Critics say these sorts of citizen-driven dialogues represent the gateway to more significant talks – and may help interrupt a violent crisis, should one emerge. “Engagement should not be limited to government-to-government contact,” Sen. Chuck Hagel, R‑Neb., insisted in a speech earlier this year. “We must reach out at all levels.” But up and down the line, arbitrary and easily lifted barriers have stood in the way of doing just that.
“There are a lot of bureaucratic hurdles that interfere with the free flow of both people and information,” gripes Dr. Norm Neureiter of the American Association for the Advancement of Science, who has worked on recent outreach efforts with Glenn Schweitzer of the National Academy of Science. Schweitzer has been visiting and hosting Iranians for about eight years and argues that the visa acquisition process must be made more lenient. “Our criteria for success is whether the relationship [with our Iranian counterparts] can be sustained.”
Hagel has proposed a fix: “Re-open a consulate in Tehran … not formal diplomatic relations … but a Consulate … to help encourage and facilitate people-to-people exchanges. U.S.-Iranian parliamentarian exchanges would be beneficial to both sides.” The idea remains a political non-starter, however.

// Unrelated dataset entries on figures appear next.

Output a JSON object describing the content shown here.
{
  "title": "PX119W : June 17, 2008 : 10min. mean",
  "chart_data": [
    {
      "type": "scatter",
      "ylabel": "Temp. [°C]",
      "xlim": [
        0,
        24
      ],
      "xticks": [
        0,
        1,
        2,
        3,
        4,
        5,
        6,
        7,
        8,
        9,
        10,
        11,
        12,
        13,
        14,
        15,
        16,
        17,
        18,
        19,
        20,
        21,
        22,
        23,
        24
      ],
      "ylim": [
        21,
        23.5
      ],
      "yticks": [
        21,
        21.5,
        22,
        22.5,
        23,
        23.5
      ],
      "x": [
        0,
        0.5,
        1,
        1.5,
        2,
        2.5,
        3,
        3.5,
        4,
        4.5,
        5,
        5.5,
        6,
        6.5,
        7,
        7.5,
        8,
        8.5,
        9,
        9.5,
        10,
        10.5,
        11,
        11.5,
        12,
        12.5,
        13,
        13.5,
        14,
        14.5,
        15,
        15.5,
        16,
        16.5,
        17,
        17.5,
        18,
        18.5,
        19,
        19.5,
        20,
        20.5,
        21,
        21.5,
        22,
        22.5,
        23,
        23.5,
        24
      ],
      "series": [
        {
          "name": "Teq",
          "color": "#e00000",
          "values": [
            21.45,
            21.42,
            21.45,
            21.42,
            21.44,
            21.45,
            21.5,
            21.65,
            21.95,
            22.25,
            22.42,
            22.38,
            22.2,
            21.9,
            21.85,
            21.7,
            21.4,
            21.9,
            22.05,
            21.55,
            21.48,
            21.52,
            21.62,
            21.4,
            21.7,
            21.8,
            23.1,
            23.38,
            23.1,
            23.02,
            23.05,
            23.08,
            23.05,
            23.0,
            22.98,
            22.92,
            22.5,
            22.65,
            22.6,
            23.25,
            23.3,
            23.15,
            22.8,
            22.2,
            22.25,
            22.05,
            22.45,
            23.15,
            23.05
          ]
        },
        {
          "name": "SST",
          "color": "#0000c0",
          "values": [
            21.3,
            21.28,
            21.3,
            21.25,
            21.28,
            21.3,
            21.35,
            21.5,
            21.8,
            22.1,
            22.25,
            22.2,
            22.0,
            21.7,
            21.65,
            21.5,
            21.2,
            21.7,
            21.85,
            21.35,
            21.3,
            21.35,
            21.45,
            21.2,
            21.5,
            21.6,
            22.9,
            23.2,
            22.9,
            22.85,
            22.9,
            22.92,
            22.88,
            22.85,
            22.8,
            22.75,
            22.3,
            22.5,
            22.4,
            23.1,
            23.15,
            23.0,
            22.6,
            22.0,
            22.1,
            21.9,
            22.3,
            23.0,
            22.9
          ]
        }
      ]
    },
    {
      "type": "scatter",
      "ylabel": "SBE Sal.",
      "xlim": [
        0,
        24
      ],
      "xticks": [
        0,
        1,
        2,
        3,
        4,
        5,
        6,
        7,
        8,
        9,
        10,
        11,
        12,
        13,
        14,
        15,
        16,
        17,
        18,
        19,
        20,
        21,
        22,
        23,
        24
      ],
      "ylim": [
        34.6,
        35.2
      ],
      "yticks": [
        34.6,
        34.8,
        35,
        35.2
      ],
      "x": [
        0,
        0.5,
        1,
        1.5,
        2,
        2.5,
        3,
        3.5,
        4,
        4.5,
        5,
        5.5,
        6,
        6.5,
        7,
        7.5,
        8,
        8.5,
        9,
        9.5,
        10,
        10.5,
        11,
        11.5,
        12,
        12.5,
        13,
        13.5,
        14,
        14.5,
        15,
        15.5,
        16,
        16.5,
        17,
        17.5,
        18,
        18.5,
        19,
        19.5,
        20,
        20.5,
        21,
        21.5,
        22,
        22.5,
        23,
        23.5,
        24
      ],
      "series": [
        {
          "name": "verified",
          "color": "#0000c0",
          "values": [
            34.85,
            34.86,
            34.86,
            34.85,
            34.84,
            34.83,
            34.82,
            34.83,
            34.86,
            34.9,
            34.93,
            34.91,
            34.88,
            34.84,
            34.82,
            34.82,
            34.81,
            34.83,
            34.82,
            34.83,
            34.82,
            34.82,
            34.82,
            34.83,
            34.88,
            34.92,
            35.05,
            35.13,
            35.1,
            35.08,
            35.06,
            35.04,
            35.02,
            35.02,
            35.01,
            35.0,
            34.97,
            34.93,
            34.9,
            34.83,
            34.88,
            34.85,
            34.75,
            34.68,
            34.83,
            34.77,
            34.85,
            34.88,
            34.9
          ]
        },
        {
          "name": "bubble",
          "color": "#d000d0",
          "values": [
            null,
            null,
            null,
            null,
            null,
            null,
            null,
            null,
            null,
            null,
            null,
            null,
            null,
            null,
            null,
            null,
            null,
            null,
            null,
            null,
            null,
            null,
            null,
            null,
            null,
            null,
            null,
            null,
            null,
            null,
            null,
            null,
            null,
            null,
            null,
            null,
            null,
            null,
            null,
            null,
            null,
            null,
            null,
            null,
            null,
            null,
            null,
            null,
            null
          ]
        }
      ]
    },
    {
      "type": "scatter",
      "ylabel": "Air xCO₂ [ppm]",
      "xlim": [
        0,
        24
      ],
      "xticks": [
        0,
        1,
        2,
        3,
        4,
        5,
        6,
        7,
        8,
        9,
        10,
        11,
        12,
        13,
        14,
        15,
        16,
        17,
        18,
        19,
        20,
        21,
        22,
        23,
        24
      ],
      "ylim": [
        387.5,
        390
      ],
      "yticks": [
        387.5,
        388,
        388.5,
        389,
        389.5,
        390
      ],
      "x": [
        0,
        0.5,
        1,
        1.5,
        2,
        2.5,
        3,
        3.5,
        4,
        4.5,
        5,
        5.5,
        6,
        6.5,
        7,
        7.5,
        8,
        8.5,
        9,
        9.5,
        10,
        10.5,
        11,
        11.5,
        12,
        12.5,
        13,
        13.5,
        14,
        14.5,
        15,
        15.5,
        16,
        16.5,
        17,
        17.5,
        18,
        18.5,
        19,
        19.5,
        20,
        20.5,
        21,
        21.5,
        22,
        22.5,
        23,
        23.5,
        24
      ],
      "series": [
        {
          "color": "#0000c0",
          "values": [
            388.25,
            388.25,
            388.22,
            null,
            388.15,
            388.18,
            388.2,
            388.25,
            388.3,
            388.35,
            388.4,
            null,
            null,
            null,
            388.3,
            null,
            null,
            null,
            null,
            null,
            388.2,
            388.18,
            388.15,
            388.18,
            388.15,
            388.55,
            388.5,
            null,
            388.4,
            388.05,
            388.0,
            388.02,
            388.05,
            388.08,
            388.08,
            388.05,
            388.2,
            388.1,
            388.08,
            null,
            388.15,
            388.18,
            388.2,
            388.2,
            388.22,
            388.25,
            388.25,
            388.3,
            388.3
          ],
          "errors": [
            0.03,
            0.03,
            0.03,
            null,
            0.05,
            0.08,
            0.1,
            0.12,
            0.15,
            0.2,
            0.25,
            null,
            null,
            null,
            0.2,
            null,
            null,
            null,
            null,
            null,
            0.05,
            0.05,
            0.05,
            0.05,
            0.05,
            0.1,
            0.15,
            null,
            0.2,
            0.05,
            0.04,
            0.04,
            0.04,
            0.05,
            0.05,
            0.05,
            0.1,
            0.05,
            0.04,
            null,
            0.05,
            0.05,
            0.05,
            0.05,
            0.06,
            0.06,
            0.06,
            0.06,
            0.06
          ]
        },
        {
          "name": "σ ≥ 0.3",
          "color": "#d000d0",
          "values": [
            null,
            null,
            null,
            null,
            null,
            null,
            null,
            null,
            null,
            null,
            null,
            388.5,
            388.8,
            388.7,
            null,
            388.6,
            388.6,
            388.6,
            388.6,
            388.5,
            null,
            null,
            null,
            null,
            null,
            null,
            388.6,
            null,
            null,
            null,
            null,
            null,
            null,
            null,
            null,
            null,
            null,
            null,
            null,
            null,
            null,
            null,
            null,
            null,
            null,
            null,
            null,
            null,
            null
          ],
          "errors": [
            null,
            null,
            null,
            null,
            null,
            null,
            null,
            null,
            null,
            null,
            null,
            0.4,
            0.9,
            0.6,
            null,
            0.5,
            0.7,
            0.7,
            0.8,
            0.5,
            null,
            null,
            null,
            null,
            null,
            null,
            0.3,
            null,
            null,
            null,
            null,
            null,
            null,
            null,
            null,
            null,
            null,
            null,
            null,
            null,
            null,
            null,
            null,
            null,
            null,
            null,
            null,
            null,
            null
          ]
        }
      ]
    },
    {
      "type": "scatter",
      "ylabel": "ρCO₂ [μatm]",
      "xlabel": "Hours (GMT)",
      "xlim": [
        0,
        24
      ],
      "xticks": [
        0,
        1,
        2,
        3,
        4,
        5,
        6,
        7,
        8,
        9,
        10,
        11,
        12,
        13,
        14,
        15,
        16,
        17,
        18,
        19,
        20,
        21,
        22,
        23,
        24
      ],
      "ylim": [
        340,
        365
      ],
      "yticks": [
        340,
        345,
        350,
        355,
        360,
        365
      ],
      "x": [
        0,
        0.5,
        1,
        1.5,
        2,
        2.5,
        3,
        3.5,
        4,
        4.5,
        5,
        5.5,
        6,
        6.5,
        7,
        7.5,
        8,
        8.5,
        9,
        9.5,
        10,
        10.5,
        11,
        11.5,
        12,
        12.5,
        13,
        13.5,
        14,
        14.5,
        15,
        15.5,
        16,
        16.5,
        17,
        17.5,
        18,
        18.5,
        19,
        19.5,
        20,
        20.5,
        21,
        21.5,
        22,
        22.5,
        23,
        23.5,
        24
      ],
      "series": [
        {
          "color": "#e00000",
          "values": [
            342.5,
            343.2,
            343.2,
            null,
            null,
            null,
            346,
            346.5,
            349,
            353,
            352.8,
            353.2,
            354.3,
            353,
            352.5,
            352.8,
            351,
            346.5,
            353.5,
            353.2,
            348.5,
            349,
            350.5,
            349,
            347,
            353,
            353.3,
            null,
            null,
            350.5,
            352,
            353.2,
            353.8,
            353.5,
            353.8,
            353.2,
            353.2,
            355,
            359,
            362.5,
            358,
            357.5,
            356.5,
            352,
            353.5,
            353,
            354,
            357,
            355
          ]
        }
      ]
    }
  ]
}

The Iranian government isn’t much help lately, either. Several influential members of Congress – including Rep. Tom Lantos, D‑Calif., Sen. Arlen Specter, D‑Pa., and others – have expressed strong interest in visiting Iran, but their intents have been thwarted by Iranian officials’ lack of understanding and suspicion of American politicians. The Iranians have offered only tourist visas, and congressmembers traveling on official business require “official visas.” Of course, the visas themselves are controlled by functionaries of Ahmadinejad, who isn’t necessarily allies with the members of Iranian parliament who could meet their American counterparts.
As a result, American legislators have been forced to visit with Iranian officials under extremely constrained circumstances, including a handful of meetings that members have had with Dr. Javad Zarif, the American educated official who, until earlier this year, was the Iranian ambassador to the United Nations. There are also murmurs of staging sometime next year an interparliamentary dialogue in Geneva, where visas are easy to come by. And private efforts like those of the religious leaders continue. But the questions remain: Will the government block the meetings, and will American legislators push hard to make sure that some sort of effective dialogue emerges?